Several businesses see seasonality: DSA proposals and bookings start slow early in the year as budgets are approved and programs reprioritized; biologics testing slows around year-end manufacturing shutdowns; Microbial ramps in Q4 on budget spend. Nothing abnormal this year. On NAMs, they are part of toxicology studies and three decades of animal reduction work; the company continues to add NAMs via organic development, in-licensing, and M&A (e.g., PathoQuest) as an evolution, not a revolution, integrated into DSA revenue rather than a separate business.
What did proposals look like year-over-year and sequentially across client segments?
Proposals were up nicely in high single digits year-over-year in both global biopharmaceutical and biotech segments, giving confidence the booking and net book-to-bill trends will continue. Glenn Coleman added that proposals have come up sequentially for three quarters in a row.
Can you walk through the bridge for the second-half margin step-up and 2027 momentum?
Margins are high teens in H1 with about 500 basis points improvement expected in H2, over half coming from acquisitions and divestitures, plus non-recurring Q1 corporate cost items, cost savings, NHP shipment timing in RMS, and lower DSA costs. For 2027, acquisitions add ~$0.60 (K.F.) and divestitures $0.30 annualized; netting the 2026 part-year amounts of $0.25 and $0.10 implies roughly $0.50-$0.55 of accretion from acquisitions and divestitures in 2027 versus 2026.

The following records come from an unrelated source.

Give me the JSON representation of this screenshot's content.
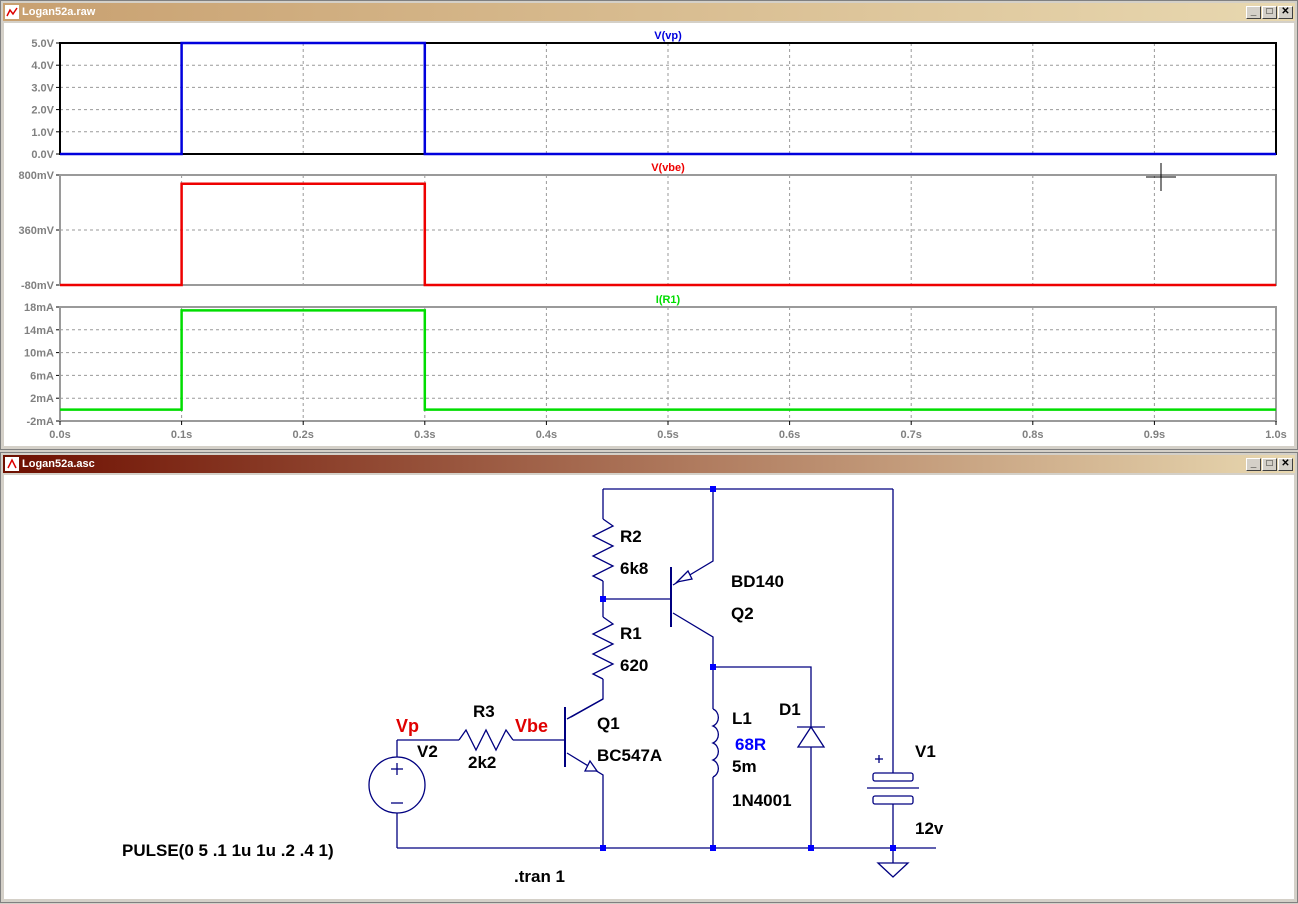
{
  "windows": {
    "waveform": {
      "title": "Logan52a.raw",
      "bar_from": "#c8a070",
      "bar_to": "#e8d8b0"
    },
    "schematic": {
      "title": "Logan52a.asc",
      "bar_from": "#6e0f00",
      "bar_to": "#e8d8b0"
    }
  },
  "window_buttons": {
    "minimize": "_",
    "restore": "□",
    "close": "✕"
  },
  "plot": {
    "x_ticks": [
      "0.0s",
      "0.1s",
      "0.2s",
      "0.3s",
      "0.4s",
      "0.5s",
      "0.6s",
      "0.7s",
      "0.8s",
      "0.9s",
      "1.0s"
    ],
    "panes": [
      {
        "name": "V(vp)",
        "color": "#0000dd",
        "frame": "#000000",
        "ticks": [
          "5.0V",
          "4.0V",
          "3.0V",
          "2.0V",
          "1.0V",
          "0.0V"
        ],
        "ylim": [
          0,
          5
        ],
        "trace": {
          "low": 0,
          "high": 5,
          "rise": 0.1,
          "fall": 0.3
        }
      },
      {
        "name": "V(vbe)",
        "color": "#ee0000",
        "frame": "#9a9a9a",
        "ticks": [
          "800mV",
          "360mV",
          "-80mV"
        ],
        "ylim": [
          -80,
          800
        ],
        "trace": {
          "low": -80,
          "high": 730,
          "rise": 0.1,
          "fall": 0.3
        }
      },
      {
        "name": "I(R1)",
        "color": "#00dd00",
        "frame": "#9a9a9a",
        "ticks": [
          "18mA",
          "14mA",
          "10mA",
          "6mA",
          "2mA",
          "-2mA"
        ],
        "ylim": [
          -2,
          18
        ],
        "trace": {
          "low": 0,
          "high": 17.4,
          "rise": 0.1,
          "fall": 0.3
        }
      }
    ],
    "xlim": [
      0,
      1.0
    ]
  },
  "schematic": {
    "labels": {
      "r2_name": "R2",
      "r2_value": "6k8",
      "r1_name": "R1",
      "r1_value": "620",
      "r3_name": "R3",
      "r3_value": "2k2",
      "q2_model": "BD140",
      "q2_name": "Q2",
      "q1_name": "Q1",
      "q1_model": "BC547A",
      "l1_name": "L1",
      "l1_res": "68R",
      "l1_value": "5m",
      "l1_extra": "1N4001",
      "d1_name": "D1",
      "v1_name": "V1",
      "v1_value": "12v",
      "v2_name": "V2",
      "net_vp": "Vp",
      "net_vbe": "Vbe",
      "pulse": "PULSE(0 5 .1 1u 1u .2 .4 1)",
      "tran": ".tran 1"
    },
    "colors": {
      "wire": "#000080",
      "component": "#000080",
      "net_label": "#e00000",
      "node": "#0000ff",
      "res_highlight": "#0000ff"
    }
  }
}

What are you seeing in the small and mid-size early biotech segment?
Funding is concentrated in larger, later-stage companies via IPOs that have easier access, where demand is picking up. Smaller or very early-stage biotech remains sluggish with lower funding and more cautious discussions, and areas like the CRADL business unit are not yet at desired demand levels, so the segment is still mixed with room for improvement.

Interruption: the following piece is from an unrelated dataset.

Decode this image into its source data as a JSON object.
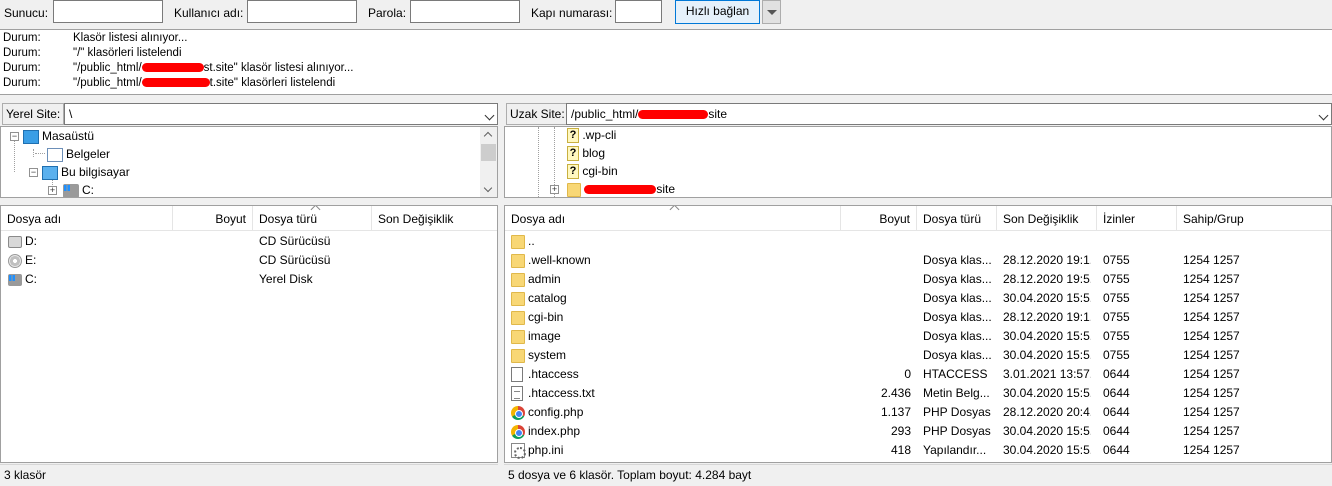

How are conversion rates and decision-making velocity trending, and does pharma's IND focus imply higher preclinical budgets?
Conversion has accelerated versus COVID-era multi-year lead times; modeling shows discussion to proposal to bookings of one to two quarters and another one to two quarters to revenue, sometimes within the same quarter for long-term clients, improving backlog quality. Pharma talks about more programs into IND and the clinic with the same budget, which is not possible, so the company does see a refocus on preclinical and earlier-stage efforts.
What was global pharma bookings performance to start the year?
Global biopharma bookings were below last year's level, which was an incredible booking quarter driven by clients getting new budgets after months of reprioritization. Bookings are viewed as adequate and supportive of clients' stated desire to do more work, with proposals up for the segment, suggesting bookings should rise in coming quarters; the segment is described as quite stable and increasing.